Background
The F-term system was developed in 1987 by the Japan Patent Office (JPO) and is maintained by the same body. The F-term system does not have any legal foundation, whereas the IPC system was agreed by the Strasbourg Agreement of 1971.
The F-term system is used by examiners in the JPO who give appropriate F-terms, together with IPC categories, to each patent document published by the JPO.
As with other patent classification systems, F-terms attached to a patent document do not affect the technical scope of the patent right, they simply serve as an index for patent documents.
The IPC system is similar to the scientific classification of organisms; both being hierarchical classification systems based on a single viewpoint. In contrast, the F-term system is like a picture book that presents various views such as "lives in rainforests" or "creatures having wings". The IPC system could be said to be systematic, while the F-term system is intuitive.

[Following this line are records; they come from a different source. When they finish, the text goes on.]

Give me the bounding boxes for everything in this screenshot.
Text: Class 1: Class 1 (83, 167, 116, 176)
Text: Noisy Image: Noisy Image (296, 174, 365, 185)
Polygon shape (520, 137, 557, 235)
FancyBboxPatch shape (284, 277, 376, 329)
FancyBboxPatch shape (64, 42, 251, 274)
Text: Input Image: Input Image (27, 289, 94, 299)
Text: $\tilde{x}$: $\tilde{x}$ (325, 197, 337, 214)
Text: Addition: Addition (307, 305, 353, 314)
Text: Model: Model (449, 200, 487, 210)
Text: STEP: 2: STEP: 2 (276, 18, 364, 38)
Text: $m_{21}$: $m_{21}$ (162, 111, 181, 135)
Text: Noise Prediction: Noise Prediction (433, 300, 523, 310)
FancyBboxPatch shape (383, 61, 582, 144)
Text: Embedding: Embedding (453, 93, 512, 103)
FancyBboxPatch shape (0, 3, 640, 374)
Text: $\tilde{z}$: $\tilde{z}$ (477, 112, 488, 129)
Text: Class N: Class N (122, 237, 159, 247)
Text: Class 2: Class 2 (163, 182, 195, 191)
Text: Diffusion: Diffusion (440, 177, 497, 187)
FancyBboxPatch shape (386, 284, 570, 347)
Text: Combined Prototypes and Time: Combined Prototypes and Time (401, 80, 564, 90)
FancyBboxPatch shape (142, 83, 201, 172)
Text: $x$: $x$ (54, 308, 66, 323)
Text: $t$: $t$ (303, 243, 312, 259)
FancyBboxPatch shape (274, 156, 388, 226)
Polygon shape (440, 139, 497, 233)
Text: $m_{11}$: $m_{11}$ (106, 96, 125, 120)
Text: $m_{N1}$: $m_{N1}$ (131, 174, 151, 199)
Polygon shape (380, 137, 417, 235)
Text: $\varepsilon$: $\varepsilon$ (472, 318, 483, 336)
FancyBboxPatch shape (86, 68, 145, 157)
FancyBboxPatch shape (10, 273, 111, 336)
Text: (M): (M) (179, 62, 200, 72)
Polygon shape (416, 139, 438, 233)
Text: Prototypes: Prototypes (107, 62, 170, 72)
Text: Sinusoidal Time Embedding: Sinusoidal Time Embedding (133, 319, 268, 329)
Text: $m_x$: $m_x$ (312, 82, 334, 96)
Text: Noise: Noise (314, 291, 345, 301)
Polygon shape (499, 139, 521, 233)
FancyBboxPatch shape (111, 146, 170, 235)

The F-term system was developed on the principle that computers will be employed for searching documents using the system. This is evident from the fact that F-terms did not appear on patent documents printed on paper before 2000, only being present in the electronic records up to that date. In particular, the system assumes the availability of set operations such as union or intersection, because all applicable F-terms are applied to each document. (See the fictional example below.) This contrasts with the original basic idea of the IPC that each patent document falls into one subgroup only and documents are stored in book stacks.